By Dusty on July 7, 2024

To view more poems I have examined, click HERE.

The Plot Against the Giant

by Wallace Stevens

First Girl
When this yokel comes maundering,
Whetting his hacker,
I shall run before him,
Diffusing the civilest odors
Out of geraniums and unsmelled flowers.
It will check him.

Second Girl
I shall run before him,
Arching cloths besprinkled with colors
As small as fish-eggs.
The threads
Will abash him.

Third Girl
Oh, la...le pauvre!
I shall run before him,
With a curious puffing.
He will bend his ear then.
I shall whisper
Heavenly labials in a world of gutturals.
It will undo him.

___________________

The Plot Against the Giant is a 21 line, three stanza poem. The first stanza is seven lines, the second six lines, and the third eight lines.

In the first stanza, "First Girl" plots to stop ("check") the giant. We are told he is a "yokel" and is "maundering." Stevens paints a picture of an unsophisticated and aimless giant. Whetting his hacker, here means sharpening his ax or sword. First Girl diffuses the civilest odors (i.e. she smells good.) Her plot is to get him to stop and smell something good and new - "unsmelled flowers."

In the second stanza, "Second Girl" plots to confuse and confound the giant. How does she do this? She runs before him with "arching" cloths, with sprinkles of color "as small as fish eggs." It's hard to miss the sexual innuendo here.

In the third stanza, "Third Girl" plans to "undo" the giant. The girls believe the giant to be overmatched. The French "le pauvre!" translates to "poor man." He does not stand a chance. The sexual innuendo in the third stanza is less subtle. Third Girl engages in "curious puffing," which then leads to whispering "Heavenly labials in a world of gutturals." Labials is, of course, a double entendre.

This is a poem of seduction. As the poem is only told from the perspective of the three girls, we do not know whether or not they actually succeeded. Of note: Wallace Stevens was a large man. Perhaps the poem was written as a joke against himself, or alternatively, as a form of wish-casting by imagination.

Who is Wallace Stevens?

Wallace Stevens (October 2, 1879 – August 2, 1955) was an American modernist poet. He was born in Reading, Pennsylvania, educated at Harvard and then New York Law School, and he spent most of his life working as an executive for an insurance company in Hartford, Connecticut. He won the Pulitzer Prize for Poetry for his Collected Poems in 1955.

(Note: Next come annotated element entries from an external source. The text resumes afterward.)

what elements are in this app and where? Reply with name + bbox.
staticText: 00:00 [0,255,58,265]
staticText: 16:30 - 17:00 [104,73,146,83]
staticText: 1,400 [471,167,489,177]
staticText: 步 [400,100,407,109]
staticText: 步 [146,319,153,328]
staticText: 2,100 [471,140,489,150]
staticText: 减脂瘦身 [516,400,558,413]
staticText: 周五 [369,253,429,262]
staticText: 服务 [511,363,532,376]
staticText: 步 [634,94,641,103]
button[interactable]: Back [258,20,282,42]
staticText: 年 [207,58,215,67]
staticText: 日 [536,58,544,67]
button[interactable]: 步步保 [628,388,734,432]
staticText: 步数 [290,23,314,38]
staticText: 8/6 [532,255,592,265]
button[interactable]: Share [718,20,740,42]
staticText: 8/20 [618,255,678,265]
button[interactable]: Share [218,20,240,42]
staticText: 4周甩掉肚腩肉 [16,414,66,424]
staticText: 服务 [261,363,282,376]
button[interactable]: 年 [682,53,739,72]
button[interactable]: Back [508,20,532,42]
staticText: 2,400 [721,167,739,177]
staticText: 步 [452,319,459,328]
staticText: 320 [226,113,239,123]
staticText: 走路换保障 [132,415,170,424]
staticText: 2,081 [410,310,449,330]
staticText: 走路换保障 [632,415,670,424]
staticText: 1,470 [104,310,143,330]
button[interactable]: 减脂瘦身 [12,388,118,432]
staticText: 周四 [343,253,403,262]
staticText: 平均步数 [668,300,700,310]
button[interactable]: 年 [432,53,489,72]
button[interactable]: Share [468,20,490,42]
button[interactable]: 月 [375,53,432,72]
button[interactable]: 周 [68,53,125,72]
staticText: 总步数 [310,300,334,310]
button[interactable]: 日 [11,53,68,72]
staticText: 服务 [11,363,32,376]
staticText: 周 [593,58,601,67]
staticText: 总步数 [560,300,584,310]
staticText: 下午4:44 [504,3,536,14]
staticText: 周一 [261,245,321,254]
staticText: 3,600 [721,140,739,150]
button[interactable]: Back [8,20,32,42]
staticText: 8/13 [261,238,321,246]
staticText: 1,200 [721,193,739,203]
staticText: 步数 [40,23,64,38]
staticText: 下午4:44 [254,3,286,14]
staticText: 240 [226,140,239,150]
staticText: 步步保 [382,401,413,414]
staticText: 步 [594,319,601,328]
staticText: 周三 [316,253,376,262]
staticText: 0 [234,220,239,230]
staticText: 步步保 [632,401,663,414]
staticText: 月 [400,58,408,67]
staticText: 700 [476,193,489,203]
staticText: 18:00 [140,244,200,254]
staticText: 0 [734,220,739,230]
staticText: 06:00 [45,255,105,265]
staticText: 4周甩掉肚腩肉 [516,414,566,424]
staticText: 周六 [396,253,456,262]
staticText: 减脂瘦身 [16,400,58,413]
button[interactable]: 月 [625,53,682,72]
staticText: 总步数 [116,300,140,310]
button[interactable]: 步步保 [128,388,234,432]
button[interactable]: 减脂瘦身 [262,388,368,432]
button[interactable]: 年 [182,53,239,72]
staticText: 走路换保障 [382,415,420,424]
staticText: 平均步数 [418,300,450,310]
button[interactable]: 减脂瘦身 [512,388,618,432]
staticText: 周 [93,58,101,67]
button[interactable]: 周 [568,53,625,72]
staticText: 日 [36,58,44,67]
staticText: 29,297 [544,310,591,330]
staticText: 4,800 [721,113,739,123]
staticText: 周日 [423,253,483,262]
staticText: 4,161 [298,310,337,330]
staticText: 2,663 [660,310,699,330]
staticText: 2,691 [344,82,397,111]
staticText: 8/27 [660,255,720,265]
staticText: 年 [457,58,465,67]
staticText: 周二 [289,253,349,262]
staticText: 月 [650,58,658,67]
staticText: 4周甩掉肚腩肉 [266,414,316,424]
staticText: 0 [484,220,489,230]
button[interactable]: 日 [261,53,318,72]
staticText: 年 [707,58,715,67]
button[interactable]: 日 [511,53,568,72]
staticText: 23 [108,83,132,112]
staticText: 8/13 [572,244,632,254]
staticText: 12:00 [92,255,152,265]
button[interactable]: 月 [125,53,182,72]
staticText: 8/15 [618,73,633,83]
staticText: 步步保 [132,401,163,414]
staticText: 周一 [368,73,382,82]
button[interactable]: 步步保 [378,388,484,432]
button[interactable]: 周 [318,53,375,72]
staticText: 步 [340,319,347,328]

Stevens's first period of writing begins with his 1923 publication of the Harmonium collection, followed by a slightly revised and amended second edition in 1930. His second period occurred in the eleven years immediately preceding the publication of his Transport to Summer, when Stevens had written three volumes of poems including Ideas of Order, The Man with the Blue Guitar, Parts of a World, along with Transport to Summer. His third and final period of writing poems occurred with the publication of The Auroras of Autumn in the early 1950s followed by the release of his Collected Poems in 1954 a year before his death.

His best-known poems include "The Auroras of Autumn", "Anecdote of the Jar", "Disillusionment of Ten O'Clock", "The Emperor of Ice-Cream", "The Idea of Order at Key West", "Sunday Morning", "The Snow Man", and "Thirteen Ways of Looking at a Blackbird".